Same Brand, Shared Ecosystem
Both sync to the Bushnell Golf app. Your Ion Elite scorekeeping and stats upload after the round. The Tour V6 doesn't track shots or sync data, but you're working within the same brand ecosystem if you use both. Worth noting: the spec data doesn't confirm these two devices directly pair or communicate with each other mid-round, so don't expect your laser yardage to pop up on your wrist automatically.
Cost of Ownership
The Ion Elite is $220 with no subscription required — free course updates via the app. The Tour V6 is $300 and runs on a CR-2 lithium battery that'll last you dozens of rounds before needing replacement. The rangefinder is actually pricier upfront despite being a simpler device, which is worth thinking about.
Battery
The Ion Elite gets 12+ hours of GPS time — comfortably two rounds per charge.
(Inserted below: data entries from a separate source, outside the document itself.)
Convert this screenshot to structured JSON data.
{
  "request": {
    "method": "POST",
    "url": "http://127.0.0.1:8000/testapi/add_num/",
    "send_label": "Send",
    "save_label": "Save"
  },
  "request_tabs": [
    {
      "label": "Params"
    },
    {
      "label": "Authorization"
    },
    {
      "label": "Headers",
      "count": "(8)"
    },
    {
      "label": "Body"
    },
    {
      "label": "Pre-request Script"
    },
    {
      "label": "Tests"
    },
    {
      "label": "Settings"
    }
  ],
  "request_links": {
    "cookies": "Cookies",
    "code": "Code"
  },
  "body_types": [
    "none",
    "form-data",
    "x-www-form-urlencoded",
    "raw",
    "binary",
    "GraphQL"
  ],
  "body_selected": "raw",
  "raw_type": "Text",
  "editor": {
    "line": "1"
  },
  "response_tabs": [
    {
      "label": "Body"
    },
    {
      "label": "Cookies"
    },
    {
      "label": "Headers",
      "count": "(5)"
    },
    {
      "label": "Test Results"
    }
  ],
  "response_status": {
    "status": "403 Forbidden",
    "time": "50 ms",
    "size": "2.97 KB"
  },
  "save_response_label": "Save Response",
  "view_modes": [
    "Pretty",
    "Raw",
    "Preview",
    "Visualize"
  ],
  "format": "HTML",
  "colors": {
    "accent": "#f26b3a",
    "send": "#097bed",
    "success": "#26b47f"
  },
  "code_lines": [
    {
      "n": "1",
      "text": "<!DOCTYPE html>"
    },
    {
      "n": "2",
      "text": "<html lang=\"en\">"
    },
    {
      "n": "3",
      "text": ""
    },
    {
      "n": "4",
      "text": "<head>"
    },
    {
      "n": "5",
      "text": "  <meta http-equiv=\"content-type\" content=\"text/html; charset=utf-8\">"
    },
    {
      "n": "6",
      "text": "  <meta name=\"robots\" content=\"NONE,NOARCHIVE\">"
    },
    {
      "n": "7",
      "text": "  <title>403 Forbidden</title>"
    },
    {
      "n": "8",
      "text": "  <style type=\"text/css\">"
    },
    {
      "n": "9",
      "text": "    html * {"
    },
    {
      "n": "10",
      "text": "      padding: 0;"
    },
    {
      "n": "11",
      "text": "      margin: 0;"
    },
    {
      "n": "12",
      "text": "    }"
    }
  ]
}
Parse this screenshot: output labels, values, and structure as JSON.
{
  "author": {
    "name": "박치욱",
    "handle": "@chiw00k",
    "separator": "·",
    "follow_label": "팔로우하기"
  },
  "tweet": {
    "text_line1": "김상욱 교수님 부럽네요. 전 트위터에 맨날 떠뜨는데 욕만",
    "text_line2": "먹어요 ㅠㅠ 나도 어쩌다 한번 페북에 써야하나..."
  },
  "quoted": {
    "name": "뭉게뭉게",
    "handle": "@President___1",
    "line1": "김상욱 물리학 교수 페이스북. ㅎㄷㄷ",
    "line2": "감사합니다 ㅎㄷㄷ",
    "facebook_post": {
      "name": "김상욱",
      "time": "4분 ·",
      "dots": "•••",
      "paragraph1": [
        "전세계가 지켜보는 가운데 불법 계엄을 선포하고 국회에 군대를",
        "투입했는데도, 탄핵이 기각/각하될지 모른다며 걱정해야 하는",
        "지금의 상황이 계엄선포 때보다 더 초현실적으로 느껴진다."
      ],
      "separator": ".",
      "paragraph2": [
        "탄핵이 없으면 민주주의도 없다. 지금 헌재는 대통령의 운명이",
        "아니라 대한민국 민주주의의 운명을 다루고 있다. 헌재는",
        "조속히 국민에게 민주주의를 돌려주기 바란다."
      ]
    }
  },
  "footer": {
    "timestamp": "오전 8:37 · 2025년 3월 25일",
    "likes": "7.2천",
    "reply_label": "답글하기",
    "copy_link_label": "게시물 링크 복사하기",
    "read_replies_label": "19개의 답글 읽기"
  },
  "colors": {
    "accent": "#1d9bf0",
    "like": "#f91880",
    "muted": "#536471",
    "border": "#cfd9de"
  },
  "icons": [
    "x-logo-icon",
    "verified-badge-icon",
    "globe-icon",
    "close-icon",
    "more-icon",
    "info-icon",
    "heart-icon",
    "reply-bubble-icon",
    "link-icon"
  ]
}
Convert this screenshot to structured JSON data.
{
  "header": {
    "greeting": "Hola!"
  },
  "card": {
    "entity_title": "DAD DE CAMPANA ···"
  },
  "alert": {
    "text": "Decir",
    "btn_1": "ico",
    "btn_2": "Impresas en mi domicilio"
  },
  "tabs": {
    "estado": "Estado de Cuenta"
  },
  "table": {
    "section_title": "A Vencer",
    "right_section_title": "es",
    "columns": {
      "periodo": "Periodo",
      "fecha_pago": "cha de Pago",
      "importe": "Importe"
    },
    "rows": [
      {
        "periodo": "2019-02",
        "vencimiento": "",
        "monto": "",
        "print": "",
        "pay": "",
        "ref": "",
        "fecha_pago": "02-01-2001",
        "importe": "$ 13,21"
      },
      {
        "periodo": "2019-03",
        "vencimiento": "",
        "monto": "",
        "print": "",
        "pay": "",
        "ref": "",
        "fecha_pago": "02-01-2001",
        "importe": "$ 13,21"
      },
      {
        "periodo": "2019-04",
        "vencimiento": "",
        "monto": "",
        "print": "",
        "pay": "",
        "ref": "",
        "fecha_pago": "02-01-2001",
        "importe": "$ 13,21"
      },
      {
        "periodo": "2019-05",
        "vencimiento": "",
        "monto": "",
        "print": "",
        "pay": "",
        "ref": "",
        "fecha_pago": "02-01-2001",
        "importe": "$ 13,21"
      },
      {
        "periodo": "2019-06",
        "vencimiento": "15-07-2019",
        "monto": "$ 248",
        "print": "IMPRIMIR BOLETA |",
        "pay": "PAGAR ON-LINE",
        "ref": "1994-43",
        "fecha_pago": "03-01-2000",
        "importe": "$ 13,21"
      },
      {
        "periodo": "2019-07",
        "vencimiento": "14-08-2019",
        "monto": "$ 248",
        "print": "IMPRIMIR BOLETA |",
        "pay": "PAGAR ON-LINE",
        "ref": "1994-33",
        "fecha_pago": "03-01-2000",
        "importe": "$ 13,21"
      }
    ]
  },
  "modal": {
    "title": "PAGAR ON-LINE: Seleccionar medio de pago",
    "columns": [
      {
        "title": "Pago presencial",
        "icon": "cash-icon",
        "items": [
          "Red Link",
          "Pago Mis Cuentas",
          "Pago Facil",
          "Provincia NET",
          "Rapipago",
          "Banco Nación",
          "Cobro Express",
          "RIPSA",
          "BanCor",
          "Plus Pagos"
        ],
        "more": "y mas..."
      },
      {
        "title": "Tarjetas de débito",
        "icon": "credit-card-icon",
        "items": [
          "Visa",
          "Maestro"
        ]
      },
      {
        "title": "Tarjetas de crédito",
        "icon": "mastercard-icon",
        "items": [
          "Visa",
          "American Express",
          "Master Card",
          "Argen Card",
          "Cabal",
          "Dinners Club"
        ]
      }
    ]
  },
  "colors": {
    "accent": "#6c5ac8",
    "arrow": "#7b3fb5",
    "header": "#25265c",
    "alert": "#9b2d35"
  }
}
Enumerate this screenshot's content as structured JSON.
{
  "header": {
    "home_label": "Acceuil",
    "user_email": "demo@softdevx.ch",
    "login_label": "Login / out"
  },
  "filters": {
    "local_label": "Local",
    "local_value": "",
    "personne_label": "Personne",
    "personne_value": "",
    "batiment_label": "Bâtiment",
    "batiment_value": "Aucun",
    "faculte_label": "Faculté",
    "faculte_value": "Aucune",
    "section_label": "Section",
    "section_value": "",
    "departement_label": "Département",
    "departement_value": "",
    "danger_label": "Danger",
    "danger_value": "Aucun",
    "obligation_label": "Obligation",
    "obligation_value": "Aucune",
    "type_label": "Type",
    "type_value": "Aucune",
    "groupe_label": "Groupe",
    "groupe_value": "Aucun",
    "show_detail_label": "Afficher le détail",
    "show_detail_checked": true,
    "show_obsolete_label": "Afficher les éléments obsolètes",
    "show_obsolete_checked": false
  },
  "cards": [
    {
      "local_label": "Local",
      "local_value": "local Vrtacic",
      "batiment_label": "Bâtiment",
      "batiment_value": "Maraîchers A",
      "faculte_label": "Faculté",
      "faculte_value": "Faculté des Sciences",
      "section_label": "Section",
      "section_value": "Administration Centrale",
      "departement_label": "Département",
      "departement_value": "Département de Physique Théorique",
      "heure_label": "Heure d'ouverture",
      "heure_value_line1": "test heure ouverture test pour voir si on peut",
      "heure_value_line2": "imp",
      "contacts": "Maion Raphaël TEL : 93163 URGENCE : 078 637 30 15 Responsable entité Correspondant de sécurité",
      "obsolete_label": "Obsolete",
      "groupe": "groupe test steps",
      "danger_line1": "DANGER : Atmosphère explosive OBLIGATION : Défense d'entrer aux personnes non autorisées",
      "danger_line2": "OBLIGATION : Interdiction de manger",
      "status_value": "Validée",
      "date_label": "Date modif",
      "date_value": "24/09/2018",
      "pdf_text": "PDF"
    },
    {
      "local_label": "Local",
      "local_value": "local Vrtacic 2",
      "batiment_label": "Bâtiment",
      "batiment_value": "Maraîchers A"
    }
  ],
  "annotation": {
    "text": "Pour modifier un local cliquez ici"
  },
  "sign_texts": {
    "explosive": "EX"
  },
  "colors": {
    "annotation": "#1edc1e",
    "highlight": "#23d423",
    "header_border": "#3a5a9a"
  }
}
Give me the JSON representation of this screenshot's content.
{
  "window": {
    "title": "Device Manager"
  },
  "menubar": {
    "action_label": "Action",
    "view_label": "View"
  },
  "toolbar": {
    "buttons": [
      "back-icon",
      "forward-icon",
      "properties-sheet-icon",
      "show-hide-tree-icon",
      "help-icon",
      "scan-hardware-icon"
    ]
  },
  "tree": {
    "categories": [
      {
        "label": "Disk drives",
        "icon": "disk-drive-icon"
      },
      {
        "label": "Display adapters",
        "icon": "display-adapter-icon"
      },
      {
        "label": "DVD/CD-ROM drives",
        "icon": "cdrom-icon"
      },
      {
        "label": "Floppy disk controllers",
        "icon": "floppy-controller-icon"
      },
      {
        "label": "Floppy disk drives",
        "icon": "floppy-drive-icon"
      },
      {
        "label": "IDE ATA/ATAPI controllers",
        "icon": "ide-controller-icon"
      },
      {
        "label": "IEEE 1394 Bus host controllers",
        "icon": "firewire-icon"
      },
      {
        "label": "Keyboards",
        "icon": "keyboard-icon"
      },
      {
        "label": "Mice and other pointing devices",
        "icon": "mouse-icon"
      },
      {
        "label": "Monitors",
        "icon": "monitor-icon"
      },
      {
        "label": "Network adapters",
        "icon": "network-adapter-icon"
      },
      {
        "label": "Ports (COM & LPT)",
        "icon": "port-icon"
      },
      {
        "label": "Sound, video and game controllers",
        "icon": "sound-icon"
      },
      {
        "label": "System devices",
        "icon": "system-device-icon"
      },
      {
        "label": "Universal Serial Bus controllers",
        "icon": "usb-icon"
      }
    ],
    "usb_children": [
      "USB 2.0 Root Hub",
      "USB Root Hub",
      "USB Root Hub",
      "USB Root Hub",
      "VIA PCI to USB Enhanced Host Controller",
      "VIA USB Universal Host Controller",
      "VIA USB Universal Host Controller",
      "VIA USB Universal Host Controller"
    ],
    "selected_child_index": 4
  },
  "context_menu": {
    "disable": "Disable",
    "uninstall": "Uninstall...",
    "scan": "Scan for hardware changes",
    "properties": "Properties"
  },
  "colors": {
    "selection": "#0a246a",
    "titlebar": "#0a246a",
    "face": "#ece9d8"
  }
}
The Tour V6 runs on a CR-2 with no charging required. If you forget to charge the watch, you're flying blind. If you forget to check the battery on the rangefinder... well, that happens about twice in your life before you stop forgetting.
Who Should Get Which
Get the Ion Elite if you play a variety of courses and want to understand each hole before you play it, you want slope-adjusted distances without carrying a separate device, or you want scoring and stats in one place. Also great if you play at a pace where pulling out a rangefinder every approach shot feels like too much friction.
Get the Tour V6 if you play the same courses regularly and already know the layouts cold, you want the most accurate pin distance available for approach shots, or you just want a simple, reliable, battery-worry-free tool that does one thing exceptionally well.
Get both if you're serious about your game and want the complete picture. Course management and hole strategy from the Ion Elite on your wrist, exact pin yardage from the Tour V6 when it actually matters. At $520 combined with no subscription costs, that's a reasonable setup — and since both are Bushnell, the Bushnell Golf app ties your data together.
The Bottom Line
The Ion Elite gives you more — hole maps, slope, scoring, the full picture of every hole. The Tour V6 gives you one number with total accuracy. For most golfers choosing one, the Ion Elite at $80 less is the easier daily-use tool. But if pin-precise yardage is what you're after, the Tour V6 earns every penny.
Ion Elite for the full picture. Tour V6 for the exact number.